The reason for this divine siege is that Ariel-Jerusalem was being occupied by her “enemies.” Most have assumed that these enemies are foreigners (non-Jews), but the divine law defines enemies as those who are hostile to Him—including Israelites. See Lev. 26:40-42 and compare it with Isaiah 63:10. The fact is, God addresses the city itself, telling Jerusalem that the “enemies” inhabiting it will be destroyed. The description is very likely that of a nuclear explosion.

This is how God brings “distress to Ariel” (Isaiah 29:2).

Two Rival Women

The Hebrew word translated “distress” in Dan. 12:1, is tsarah. Gesenius Lexicon says the word means “pressure, tightness,” but its primary meaning is “a female adversary, enemy, rival.”

This is an interesting nuance, because this forms the background for the entire book of Revelation, where we see the rivalry between the true Bride and the Harlot counterfeit. In Revelation 12 Michael overthrows the dragon in order to help the true Bride, who is described as “a woman clothed with the sun” (Rev. 12:1).

The true Bride gives birth “to a son, a male child, who is to rule all the nations” (Rev. 12:5). The counterfeit Harlot bride has no such son. Only the true Bride can fulfill the prophecies of the manifested Sons of God. Whereas some argue that the true Bride is a race of people, based on genealogy from Abraham, Paul makes it clear that children of the flesh are not the sons who inherit the Kingdom. One must be begotten with imperishable (immortal) seed from the Heavenly Father (1 Peter 1:23-25). Those who are begotten merely by corruptible, perishable seed from the first Adam are the rivals of the true Bride.

This rivalry is what brings about the “distress,” or “tribulation.” In prophetic terms, it is the rivalry between the two Jerusalems—earthly and heavenly. In order to resolve this conflict, it is necessary, Paul says, to “cast out the bondwoman and her son” (Gal. 4:30). Both Isaiah and Jeremiah indicate that the earthly Jerusalem will be cast out when God destroys the city. In this way, the New Jerusalem, the true Bride, will be vindicated, and men will cease to consider the old Jerusalem as their spiritual “mother.”
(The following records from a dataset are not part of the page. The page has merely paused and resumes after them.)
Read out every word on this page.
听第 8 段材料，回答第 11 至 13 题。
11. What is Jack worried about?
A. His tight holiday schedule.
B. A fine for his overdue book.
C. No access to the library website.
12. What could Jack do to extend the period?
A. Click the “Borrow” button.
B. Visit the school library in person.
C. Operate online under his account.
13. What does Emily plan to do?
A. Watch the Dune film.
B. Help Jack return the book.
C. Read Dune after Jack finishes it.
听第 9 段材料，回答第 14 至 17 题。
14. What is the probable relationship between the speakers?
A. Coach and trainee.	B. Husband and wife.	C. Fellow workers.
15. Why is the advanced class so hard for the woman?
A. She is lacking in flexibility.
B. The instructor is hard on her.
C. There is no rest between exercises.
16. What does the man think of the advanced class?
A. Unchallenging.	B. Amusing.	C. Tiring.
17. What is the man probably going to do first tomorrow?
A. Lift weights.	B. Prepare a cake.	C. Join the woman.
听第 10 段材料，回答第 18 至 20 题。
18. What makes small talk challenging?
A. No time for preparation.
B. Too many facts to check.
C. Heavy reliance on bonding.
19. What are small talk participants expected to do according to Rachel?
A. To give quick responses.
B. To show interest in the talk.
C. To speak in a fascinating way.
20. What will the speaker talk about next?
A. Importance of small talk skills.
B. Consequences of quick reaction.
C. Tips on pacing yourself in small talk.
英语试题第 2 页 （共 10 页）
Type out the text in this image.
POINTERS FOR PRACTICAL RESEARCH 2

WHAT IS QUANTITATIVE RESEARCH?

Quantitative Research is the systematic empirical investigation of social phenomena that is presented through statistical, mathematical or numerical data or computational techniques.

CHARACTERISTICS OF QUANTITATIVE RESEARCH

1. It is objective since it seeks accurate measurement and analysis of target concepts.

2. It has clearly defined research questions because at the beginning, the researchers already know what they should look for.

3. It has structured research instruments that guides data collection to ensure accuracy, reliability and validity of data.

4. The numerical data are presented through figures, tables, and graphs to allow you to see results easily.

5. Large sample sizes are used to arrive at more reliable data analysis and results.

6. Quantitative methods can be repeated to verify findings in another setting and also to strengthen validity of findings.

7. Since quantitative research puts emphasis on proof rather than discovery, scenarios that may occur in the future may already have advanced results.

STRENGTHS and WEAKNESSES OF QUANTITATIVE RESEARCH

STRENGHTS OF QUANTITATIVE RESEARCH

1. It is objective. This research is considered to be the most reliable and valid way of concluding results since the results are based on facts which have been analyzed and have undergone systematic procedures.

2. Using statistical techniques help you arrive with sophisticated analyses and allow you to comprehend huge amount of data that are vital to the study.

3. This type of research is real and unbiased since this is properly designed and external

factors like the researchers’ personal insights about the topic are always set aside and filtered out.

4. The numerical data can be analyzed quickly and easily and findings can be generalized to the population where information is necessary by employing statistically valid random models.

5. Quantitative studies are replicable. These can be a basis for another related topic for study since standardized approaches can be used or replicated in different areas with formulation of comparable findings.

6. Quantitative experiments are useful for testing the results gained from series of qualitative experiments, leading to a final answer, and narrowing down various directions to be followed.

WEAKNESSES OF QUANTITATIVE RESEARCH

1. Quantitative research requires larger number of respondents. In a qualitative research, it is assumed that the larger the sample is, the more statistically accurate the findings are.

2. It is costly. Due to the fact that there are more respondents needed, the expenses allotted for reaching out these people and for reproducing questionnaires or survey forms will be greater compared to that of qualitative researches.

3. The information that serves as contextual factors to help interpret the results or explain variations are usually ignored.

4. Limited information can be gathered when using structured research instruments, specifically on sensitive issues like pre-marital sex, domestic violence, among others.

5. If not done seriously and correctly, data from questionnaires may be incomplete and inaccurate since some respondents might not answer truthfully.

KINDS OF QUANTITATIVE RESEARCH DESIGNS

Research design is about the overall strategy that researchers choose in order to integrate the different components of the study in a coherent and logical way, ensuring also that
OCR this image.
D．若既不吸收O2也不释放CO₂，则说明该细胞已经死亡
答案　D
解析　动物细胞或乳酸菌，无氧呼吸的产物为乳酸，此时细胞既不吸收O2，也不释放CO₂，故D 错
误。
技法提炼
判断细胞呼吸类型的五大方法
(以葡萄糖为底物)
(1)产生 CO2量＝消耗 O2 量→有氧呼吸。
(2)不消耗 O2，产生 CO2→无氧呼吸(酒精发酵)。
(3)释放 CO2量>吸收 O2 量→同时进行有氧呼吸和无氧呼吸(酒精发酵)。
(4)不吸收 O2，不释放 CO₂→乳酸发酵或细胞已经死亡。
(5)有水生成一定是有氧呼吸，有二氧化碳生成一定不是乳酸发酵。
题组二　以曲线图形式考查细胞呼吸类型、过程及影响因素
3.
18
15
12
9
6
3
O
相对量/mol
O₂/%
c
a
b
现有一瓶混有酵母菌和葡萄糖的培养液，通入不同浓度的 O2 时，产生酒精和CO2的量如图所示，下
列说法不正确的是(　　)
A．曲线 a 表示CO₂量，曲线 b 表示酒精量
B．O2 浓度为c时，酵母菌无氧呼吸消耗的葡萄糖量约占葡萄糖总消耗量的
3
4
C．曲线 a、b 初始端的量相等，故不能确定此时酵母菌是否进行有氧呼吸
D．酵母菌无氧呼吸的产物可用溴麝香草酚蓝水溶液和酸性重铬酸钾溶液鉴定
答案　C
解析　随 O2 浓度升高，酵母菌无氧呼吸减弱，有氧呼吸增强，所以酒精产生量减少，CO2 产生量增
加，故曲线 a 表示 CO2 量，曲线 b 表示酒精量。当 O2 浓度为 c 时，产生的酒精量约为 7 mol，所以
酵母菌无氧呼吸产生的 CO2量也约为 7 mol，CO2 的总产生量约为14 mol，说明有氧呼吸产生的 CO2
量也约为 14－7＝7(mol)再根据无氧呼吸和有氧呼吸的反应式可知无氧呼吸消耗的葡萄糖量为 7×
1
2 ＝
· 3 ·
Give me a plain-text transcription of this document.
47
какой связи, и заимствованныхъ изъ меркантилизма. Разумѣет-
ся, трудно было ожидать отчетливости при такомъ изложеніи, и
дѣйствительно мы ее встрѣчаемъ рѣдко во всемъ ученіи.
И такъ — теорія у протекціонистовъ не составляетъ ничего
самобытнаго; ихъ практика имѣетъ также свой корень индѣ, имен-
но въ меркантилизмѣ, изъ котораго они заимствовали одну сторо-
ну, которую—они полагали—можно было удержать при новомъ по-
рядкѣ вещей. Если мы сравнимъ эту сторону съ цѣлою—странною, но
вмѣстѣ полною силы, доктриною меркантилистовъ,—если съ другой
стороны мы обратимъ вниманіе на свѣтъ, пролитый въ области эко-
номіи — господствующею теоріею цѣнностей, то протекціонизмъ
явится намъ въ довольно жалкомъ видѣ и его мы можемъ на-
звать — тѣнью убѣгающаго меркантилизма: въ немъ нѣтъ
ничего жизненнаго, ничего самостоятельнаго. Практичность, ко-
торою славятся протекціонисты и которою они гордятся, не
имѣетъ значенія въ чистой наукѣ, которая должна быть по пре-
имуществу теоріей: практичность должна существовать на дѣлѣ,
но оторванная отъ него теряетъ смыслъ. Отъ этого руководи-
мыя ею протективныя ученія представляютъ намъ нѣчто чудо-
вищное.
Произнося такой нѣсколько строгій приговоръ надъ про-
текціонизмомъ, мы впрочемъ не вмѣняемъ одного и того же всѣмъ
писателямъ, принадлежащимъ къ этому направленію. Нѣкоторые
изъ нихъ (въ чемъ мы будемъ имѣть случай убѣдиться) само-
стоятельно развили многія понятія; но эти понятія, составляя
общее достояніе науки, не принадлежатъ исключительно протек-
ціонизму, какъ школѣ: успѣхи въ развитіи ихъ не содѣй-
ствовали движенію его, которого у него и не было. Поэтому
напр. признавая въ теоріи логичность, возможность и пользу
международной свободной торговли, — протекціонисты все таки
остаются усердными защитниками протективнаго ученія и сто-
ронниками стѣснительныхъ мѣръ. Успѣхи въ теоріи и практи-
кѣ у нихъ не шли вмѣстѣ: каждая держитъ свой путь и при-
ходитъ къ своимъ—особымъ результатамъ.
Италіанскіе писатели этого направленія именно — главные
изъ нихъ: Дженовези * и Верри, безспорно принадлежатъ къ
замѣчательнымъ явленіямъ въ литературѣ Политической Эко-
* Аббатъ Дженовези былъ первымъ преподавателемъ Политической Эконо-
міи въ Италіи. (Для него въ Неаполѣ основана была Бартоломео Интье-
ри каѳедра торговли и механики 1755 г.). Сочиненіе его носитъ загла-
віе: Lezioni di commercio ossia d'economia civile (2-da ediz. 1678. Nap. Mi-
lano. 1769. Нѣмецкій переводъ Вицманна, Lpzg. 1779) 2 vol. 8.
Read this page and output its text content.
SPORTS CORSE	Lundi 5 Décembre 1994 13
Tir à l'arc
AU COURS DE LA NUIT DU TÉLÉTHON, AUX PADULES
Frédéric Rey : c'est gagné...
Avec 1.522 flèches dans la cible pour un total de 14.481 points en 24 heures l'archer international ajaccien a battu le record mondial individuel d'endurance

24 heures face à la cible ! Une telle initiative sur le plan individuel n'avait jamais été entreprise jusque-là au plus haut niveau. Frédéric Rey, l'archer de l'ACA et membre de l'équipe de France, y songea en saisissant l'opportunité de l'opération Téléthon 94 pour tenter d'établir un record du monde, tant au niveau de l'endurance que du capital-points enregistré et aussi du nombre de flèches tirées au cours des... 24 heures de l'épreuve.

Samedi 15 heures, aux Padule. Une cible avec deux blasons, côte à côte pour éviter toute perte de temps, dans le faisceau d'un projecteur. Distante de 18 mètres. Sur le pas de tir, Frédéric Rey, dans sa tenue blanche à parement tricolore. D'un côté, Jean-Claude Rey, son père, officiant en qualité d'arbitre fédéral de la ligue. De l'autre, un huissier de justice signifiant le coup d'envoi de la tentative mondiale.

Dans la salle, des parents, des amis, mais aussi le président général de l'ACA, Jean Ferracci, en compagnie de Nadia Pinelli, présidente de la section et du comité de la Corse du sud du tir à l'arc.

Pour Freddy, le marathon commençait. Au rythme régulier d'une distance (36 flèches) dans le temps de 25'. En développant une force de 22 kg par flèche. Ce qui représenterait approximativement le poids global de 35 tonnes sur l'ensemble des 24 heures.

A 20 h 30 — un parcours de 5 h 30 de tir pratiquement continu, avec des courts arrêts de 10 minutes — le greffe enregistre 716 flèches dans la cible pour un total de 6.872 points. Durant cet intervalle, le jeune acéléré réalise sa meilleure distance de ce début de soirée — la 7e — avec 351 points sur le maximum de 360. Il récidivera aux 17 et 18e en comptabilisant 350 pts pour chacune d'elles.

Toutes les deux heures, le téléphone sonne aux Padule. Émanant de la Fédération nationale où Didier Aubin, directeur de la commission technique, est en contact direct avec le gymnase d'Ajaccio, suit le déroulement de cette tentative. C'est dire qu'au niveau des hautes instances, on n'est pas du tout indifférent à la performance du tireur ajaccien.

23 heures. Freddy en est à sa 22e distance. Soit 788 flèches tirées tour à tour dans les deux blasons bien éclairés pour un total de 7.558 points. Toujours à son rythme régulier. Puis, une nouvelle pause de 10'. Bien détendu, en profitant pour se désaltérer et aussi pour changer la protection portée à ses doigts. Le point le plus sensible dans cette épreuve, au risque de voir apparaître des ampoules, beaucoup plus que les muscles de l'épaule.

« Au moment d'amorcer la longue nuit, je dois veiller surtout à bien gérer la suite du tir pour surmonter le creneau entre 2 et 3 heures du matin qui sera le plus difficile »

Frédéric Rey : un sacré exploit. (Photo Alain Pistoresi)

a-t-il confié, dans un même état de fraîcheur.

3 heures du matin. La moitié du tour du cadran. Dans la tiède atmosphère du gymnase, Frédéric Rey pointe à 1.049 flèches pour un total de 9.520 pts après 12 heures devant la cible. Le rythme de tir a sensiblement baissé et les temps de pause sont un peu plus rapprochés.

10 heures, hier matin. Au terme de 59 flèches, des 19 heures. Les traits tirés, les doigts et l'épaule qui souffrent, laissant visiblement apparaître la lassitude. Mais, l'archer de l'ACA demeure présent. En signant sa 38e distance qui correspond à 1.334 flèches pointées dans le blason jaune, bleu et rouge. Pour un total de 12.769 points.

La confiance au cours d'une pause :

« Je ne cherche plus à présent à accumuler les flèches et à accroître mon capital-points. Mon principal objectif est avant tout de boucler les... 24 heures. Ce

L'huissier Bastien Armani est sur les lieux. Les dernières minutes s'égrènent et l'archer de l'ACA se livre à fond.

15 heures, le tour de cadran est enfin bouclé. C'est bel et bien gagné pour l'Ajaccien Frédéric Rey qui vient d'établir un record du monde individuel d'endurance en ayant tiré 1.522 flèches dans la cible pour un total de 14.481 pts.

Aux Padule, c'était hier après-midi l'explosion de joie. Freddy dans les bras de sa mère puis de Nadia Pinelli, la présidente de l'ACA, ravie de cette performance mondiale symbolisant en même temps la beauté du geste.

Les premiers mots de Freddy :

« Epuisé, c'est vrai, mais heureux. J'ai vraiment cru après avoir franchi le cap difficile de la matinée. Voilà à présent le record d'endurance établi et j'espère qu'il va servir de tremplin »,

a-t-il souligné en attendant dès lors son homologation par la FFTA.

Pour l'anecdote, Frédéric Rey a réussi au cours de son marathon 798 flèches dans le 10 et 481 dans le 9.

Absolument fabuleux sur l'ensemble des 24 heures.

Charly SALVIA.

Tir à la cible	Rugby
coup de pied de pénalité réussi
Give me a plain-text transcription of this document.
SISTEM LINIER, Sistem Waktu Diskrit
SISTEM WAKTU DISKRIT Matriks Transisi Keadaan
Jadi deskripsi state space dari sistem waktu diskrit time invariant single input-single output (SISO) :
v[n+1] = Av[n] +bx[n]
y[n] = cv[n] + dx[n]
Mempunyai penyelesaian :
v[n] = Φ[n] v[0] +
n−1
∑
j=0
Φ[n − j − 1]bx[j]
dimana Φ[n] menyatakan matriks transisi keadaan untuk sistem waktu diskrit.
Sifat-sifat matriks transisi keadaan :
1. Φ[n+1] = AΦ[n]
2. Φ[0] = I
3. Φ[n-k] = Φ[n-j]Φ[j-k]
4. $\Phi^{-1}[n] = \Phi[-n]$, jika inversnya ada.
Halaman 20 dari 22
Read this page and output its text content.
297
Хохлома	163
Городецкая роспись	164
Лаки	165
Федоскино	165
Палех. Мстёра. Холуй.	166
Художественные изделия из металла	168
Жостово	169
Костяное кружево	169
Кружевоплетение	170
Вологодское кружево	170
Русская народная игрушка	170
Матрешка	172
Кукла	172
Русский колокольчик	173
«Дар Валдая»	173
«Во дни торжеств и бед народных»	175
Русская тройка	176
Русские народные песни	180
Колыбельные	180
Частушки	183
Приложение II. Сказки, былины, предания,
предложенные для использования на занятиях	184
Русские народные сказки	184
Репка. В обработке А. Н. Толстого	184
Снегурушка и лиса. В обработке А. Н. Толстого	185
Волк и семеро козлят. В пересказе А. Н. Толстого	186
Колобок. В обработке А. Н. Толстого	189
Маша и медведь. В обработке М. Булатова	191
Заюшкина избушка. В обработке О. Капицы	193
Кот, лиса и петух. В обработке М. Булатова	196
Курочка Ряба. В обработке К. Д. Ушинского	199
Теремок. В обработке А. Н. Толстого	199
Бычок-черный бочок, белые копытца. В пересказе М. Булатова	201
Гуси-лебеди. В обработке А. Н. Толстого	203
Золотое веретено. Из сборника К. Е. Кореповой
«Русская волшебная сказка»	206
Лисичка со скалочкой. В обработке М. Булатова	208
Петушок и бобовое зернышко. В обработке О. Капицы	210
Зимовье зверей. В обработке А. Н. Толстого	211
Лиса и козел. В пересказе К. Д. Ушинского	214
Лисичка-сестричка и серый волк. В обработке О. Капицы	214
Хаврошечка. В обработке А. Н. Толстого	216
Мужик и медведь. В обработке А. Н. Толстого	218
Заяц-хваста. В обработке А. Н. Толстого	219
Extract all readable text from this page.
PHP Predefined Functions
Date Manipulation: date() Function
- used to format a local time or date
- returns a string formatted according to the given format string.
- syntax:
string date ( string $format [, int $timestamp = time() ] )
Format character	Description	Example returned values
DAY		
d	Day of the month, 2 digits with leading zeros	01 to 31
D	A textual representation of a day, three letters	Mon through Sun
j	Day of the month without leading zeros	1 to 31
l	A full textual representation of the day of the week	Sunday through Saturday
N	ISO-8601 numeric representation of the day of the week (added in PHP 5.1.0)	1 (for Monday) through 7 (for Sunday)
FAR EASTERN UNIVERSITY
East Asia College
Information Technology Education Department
Dan. 12:1, then, transitions us from the time of Antiochus to the end of the age. The transition is established by three historical fulfillments of the prophecies of the time of distress, first under the Greek empire, secondly under Rome, and finally at the end when Jerusalem is destroyed as the potter’s vessel that cannot again be repaired.

Finally, the interruption of the Greek empire from 163-63 B.C. made it imperative that the Prince of Greece would arise in 1914-1917 to finish his course on the earth to make up for that lost century. It appears that we are now approaching the time of distress at the end of the Age. This time will end when the bondwoman (Jerusalem) is cast out, and when the true Bride brings forth the New Creation Man in the manifestation of the Sons of God.